“Oh, a hell of a lot of it; say, fifteen thousand dollars’ worth.”
The man in brown was taken aback at the mention of such large figures. Kerrigan was eying him up, not missing a trick.
“Well,” answered the stranger, “that’s a pretty big order, but I guess I can fix you up all right. Could you come for the stuff yourself?”
“Yeah,” answered the Wolf. A pause. Then: “Where?”
“Well, I could deliver it to you at an old farmhouse outside of Rutland, Vermont, if that wouldn’t be too far for you to come. You see, I don’t like to take a chance on bringing so much down here to New York. I been doin’ quite a business lately with my two partners, and the agents might be on to me.”
Kerrigan feigned indecision. At length he said:
“Well, the agents won’t bother me. I’ll come up to Vermont. Just where is the place?”
The stranger gave Kerrigan detailed directions as to how to reach a deserted farmhouse situated along a lonely road ten miles out from Rutland.
“You can’t miss it,” he concluded. “It’s a big place and sets far back from the road. It ain’t been occupied in years.”
“What time will I see you there?” asked Kerrigan.
“Eleven o’clock sharp to-morrow night — will that be satisfactory to you?”
“Yeah, that’ll be O K. I’ll be there.”
“You’ll have the cash with you?”
“I’ll have fifteen thousand in my pocket. What’s your name?”
“Phelps — Ned Phelps.”
The following night, at eight o’clock, Kerrigan and Agent Ray Connolley alighted from a train in Rutland. The night was pitch black. A storm was brewing.
The two agents hired a decrepit automobile and drove over ten miles of lonely country roads and finally arrived at a spot where a deserted old house sat far back from the road. A stretch of woods began in the rear of the place.

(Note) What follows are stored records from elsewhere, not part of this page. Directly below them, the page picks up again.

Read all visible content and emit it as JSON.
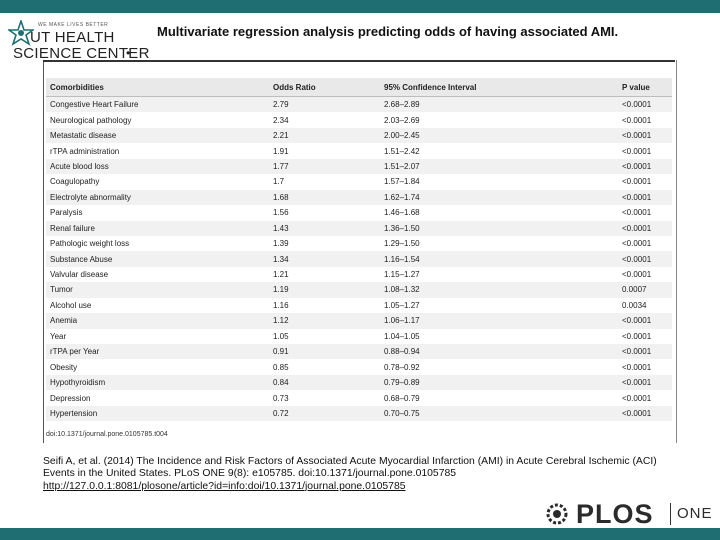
{
  "colors": {
    "bar": "#1f6f72"
  },
  "logo": {
    "small_text": "WE MAKE LIVES BETTER",
    "line1": "UT HEALTH",
    "line2": "SCIENCE CENTER",
    "dot": "•"
  },
  "title": "Multivariate regression analysis predicting odds of having associated AMI.",
  "table": {
    "headers": [
      "Comorbidities",
      "Odds Ratio",
      "95% Confidence Interval",
      "P value"
    ],
    "rows": [
      [
        "Congestive Heart Failure",
        "2.79",
        "2.68–2.89",
        "<0.0001"
      ],
      [
        "Neurological pathology",
        "2.34",
        "2.03–2.69",
        "<0.0001"
      ],
      [
        "Metastatic disease",
        "2.21",
        "2.00–2.45",
        "<0.0001"
      ],
      [
        "rTPA administration",
        "1.91",
        "1.51–2.42",
        "<0.0001"
      ],
      [
        "Acute blood loss",
        "1.77",
        "1.51–2.07",
        "<0.0001"
      ],
      [
        "Coagulopathy",
        "1.7",
        "1.57–1.84",
        "<0.0001"
      ],
      [
        "Electrolyte abnormality",
        "1.68",
        "1.62–1.74",
        "<0.0001"
      ],
      [
        "Paralysis",
        "1.56",
        "1.46–1.68",
        "<0.0001"
      ],
      [
        "Renal failure",
        "1.43",
        "1.36–1.50",
        "<0.0001"
      ],
      [
        "Pathologic weight loss",
        "1.39",
        "1.29–1.50",
        "<0.0001"
      ],
      [
        "Substance Abuse",
        "1.34",
        "1.16–1.54",
        "<0.0001"
      ],
      [
        "Valvular disease",
        "1.21",
        "1.15–1.27",
        "<0.0001"
      ],
      [
        "Tumor",
        "1.19",
        "1.08–1.32",
        "0.0007"
      ],
      [
        "Alcohol use",
        "1.16",
        "1.05–1.27",
        "0.0034"
      ],
      [
        "Anemia",
        "1.12",
        "1.06–1.17",
        "<0.0001"
      ],
      [
        "Year",
        "1.05",
        "1.04–1.05",
        "<0.0001"
      ],
      [
        "rTPA per Year",
        "0.91",
        "0.88–0.94",
        "<0.0001"
      ],
      [
        "Obesity",
        "0.85",
        "0.78–0.92",
        "<0.0001"
      ],
      [
        "Hypothyroidism",
        "0.84",
        "0.79–0.89",
        "<0.0001"
      ],
      [
        "Depression",
        "0.73",
        "0.68–0.79",
        "<0.0001"
      ],
      [
        "Hypertension",
        "0.72",
        "0.70–0.75",
        "<0.0001"
      ]
    ],
    "doi": "doi:10.1371/journal.pone.0105785.t004"
  },
  "citation": {
    "text": "Seifi A, et al. (2014) The Incidence and Risk Factors of Associated Acute Myocardial Infarction (AMI) in Acute Cerebral Ischemic (ACI) Events in the United States. PLoS ONE 9(8): e105785. doi:10.1371/journal.pone.0105785",
    "link": "http://127.0.0.1:8081/plosone/article?id=info:doi/10.1371/journal.pone.0105785"
  },
  "plos": {
    "brand": "PLOS",
    "journal": "ONE"
  }
}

“This must be it, Ray,” opined the Wolf. “Now, here’s what we’d better do: I’ll take you back down the road and leave you at that gas station we just passed and then I’ll come back here. If I don’t return to the gas station by eleven thirty, you come after me. I want to handle this baby alone because if he sees you anywhere around he’s sure to blow.”
“But he might turn out to be a tough egg when he finds out who you are,” ventured Connolley.
“He won’t turn out to be half as tough as I am,” replied the Wolf.
So Kerrigan drove Connolley to the gas station, about a quarter of a mile back toward Rutland, left him there, and returned in the machine to the old farmhouse. He parked his car in from the road, alighted and walked into the dark, deserted structure. With the aid of his flashlight he saw that the floors were bare and that there was not a piece of furniture in the place. The wind whistled ominously through innumerable cracks in the sides of the house and any one but Kerrigan, there alone, would have been frozen by fright.
After completing his explorations, the Wolf took a seat on the floor of what had once been a parlor, drew his overcoat collar up around his neck, and proceeded to wait for eleven o’clock.
A couple of minutes before eleven o’clock the dozing Kerrigan was awakened by the noise of an old flivver, which pulled up in front of the house. He went to the front door and there saw the man who had sold him the dope in New York coming up the porch steps.
“Well,” said Phelps, “I see you got here all right.”
“Yeah,” said the Wolf, smiling, “I’ve had a pretty cold wait; been here since ten.”
The peddler, still sporting his natty brown outfit, led Kerrigan back into the house, lit a couple of candles which he had brought with him and then drew a gun on the little agent.
“Are you a narcotic man?” snapped Phelps.
“Lord, no,” replied Kerrigan: “What made you think that?”
“Well, I wasn’t sure — and I ain’t sure yet!”
With that, Phelps, holding his gun in his right hand, ran his other hand through the Wolf’s hip, jacket and overcoat pockets, but found no trace of what he was looking for — a gun. Kerrigan, however, had his trusty automatic with him, but it was reposing in the left-hand arm pit of his jacket. That’s where the Wolf always carried his gun. It was placed in such a manner that the barrel pointed downward and the handle stuck out from the arm pit, making a quick draw quite simple. And, let it be recorded, one of the late Jim Kerrigan’s many specialties was a quick draw.
“Well,” said Phelps, after his examination of the agent’s person had been completed, “I guess you’re all right. But if I’d found out you was an agent, I’d knock you off in a minute... Got the money for the stuff?”
Kerrigan produced a roll of greenbacks and handed them over to the man in brown. The latter counted them, by the aid of candlelight, pronounced the sum “fifteen thousand iron men; just right” and then told Kerrigan to come outside with him.
“We got the stuff in two suitcases in the machine here,” said Phelps, indicating the flivver.
When Kerrigan approached the machine, he noticed two men sitting in silence in the rear of the car. He had not anticipated dealing with three dope runners!